Nationally, 84.6 percent of people in same-sex married couples were in the labor force, a somewhat higher rate than the 80.4 percent of opposite sex married couples.
When looking at the general statistics, these differences might not be as clear cut.
83.2 percent of same-sex married women and 71.4 percent of opposite-sex married women were a part of the labor force. This difference remained significant across all racial and ethnic groups of same-sex married women and their opposite sex married counterparts.
On the other hand, same-sex married men participated less in the labor force than opposite-sex married men with a rate of 86.2 percent and 90.0 percent respectively.
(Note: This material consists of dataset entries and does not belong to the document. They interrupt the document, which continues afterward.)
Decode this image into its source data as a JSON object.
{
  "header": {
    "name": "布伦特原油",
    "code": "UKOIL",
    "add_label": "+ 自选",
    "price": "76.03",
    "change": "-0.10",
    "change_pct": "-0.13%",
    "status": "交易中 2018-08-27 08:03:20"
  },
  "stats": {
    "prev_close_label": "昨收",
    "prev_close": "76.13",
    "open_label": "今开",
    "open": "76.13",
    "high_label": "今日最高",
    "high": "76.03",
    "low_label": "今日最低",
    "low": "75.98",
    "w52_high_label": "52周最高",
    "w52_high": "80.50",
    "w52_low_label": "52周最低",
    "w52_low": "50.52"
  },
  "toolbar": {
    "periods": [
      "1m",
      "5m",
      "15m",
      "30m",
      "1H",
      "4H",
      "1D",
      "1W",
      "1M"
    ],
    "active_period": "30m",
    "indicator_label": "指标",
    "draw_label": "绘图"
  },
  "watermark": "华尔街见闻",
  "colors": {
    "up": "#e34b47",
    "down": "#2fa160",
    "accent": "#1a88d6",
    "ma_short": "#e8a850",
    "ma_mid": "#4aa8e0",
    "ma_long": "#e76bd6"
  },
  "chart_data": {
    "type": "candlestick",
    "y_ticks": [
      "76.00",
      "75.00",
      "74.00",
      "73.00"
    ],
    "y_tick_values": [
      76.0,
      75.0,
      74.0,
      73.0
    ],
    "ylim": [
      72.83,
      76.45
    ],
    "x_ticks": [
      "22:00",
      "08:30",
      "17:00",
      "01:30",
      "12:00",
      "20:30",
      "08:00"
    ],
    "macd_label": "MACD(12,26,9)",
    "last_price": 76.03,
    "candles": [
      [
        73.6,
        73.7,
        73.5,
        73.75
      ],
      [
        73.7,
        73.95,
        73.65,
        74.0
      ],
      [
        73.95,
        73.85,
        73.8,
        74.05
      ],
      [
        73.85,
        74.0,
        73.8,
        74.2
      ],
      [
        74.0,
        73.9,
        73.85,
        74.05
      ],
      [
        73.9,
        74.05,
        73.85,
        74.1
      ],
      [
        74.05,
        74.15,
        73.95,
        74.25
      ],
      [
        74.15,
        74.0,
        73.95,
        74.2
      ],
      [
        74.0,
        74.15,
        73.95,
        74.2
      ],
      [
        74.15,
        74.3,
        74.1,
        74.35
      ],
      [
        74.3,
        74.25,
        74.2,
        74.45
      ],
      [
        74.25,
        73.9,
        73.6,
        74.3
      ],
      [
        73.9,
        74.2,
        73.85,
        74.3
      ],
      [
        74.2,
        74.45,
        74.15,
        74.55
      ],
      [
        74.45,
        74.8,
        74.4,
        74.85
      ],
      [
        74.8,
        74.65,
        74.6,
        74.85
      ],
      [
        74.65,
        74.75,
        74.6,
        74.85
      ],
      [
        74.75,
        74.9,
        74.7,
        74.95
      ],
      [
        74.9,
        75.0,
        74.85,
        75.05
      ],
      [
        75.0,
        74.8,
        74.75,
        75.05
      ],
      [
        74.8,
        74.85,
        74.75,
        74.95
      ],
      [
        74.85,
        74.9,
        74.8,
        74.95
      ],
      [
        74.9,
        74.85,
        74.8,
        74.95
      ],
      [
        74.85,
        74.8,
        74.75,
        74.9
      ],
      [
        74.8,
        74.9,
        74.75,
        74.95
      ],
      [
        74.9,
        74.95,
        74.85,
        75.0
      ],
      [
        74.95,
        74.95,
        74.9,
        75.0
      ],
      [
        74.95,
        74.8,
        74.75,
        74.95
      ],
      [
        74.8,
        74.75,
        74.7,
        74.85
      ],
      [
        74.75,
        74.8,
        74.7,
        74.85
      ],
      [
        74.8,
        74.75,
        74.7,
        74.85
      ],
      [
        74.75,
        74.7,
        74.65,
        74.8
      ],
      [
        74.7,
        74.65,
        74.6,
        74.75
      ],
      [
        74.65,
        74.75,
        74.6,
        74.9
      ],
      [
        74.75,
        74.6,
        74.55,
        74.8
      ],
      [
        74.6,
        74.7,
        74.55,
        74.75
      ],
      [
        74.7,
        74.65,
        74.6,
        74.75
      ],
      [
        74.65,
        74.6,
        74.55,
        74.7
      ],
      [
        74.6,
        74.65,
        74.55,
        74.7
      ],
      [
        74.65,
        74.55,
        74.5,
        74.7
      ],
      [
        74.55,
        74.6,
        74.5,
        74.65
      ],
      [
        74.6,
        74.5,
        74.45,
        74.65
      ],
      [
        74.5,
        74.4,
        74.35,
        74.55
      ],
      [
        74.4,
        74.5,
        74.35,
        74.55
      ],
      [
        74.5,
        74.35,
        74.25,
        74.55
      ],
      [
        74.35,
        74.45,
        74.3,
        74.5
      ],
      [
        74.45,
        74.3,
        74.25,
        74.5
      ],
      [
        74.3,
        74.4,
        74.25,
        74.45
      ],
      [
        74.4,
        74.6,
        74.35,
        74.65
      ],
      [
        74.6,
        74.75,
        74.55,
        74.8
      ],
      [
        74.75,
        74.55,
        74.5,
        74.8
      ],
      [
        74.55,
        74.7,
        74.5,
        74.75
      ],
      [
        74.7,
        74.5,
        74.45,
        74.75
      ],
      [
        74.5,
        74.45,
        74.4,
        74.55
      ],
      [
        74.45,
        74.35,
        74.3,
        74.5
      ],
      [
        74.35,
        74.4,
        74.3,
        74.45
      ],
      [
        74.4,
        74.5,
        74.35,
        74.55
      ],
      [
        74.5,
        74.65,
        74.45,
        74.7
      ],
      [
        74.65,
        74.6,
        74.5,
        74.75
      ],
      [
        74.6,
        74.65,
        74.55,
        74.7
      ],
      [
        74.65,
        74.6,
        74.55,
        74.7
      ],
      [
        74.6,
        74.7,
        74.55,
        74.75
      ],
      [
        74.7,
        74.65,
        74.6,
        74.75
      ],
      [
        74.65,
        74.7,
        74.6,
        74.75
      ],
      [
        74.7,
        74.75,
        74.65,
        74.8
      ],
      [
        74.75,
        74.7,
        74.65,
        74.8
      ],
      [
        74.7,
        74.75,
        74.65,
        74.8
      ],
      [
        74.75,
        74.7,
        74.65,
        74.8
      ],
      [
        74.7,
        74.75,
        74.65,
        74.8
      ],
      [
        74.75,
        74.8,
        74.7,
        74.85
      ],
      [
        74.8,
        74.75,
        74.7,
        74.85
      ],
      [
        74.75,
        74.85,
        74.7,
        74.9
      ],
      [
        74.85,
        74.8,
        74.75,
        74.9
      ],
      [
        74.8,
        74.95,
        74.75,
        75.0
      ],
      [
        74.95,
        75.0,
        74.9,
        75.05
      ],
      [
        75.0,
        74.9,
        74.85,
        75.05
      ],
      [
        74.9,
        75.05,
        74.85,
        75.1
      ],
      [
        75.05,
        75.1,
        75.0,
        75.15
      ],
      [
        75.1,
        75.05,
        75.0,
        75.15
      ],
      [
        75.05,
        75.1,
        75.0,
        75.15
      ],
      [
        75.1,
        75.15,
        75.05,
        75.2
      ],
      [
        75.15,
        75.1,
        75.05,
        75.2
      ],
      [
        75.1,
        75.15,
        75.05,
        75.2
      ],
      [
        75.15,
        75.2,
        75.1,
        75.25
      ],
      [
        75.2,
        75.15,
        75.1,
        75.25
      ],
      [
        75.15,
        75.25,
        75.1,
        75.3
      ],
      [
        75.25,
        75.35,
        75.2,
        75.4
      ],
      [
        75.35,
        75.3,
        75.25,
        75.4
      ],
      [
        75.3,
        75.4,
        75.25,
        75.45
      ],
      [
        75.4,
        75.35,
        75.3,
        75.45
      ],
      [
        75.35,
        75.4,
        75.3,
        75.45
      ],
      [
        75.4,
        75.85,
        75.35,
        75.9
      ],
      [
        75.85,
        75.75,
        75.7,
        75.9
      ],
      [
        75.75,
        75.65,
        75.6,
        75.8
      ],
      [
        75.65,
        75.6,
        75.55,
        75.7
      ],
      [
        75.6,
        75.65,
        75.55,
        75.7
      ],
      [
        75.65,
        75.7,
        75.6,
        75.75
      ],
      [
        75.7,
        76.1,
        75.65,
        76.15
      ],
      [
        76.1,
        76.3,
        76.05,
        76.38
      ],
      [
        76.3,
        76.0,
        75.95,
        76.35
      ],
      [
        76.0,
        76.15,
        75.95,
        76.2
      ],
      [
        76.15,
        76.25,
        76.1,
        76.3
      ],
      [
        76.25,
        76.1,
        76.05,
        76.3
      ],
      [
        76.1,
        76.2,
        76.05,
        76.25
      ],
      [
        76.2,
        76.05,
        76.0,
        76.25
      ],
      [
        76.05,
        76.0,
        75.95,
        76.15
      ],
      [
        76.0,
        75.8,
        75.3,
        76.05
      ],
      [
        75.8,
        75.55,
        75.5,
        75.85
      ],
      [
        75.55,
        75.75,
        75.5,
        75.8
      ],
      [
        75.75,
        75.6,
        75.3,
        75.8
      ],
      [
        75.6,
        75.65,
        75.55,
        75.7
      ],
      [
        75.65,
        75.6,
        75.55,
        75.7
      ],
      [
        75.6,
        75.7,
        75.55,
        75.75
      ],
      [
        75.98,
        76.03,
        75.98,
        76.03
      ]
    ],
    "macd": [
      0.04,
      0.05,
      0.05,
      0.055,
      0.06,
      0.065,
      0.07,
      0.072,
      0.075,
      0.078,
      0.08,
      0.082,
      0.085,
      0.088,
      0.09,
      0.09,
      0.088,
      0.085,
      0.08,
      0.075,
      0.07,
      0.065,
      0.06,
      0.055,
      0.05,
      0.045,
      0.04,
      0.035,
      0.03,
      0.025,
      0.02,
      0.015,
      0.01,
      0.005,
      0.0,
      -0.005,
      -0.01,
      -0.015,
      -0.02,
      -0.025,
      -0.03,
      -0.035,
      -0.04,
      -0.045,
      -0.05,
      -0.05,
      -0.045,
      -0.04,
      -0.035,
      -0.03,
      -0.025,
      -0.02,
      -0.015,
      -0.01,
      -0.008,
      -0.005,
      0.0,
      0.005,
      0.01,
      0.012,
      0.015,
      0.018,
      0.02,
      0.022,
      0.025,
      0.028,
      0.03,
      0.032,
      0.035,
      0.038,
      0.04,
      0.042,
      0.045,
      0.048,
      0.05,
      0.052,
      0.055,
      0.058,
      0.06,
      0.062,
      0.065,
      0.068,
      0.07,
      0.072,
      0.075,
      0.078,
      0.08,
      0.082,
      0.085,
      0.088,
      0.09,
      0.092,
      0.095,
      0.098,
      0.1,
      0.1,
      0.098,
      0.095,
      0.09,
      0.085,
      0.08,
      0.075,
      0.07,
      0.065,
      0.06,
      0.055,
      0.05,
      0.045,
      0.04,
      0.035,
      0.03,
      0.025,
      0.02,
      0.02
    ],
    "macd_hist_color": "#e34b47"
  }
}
Same-sex married men were also more likely to be unemployed. Unemployment rates of same- and opposite- sex married women were not found to be statistically significant.
The findings were published on tables that contain one-year data collected by the American Community Survey in 2019.
The contents of the table include selected employment and labor force characteristic estimates for spouses and householders in both same- and opposite-sex married households, for civilians between ages 16-64.
Though some states and metro areas differed from the national averages, they were not statistically significant differences.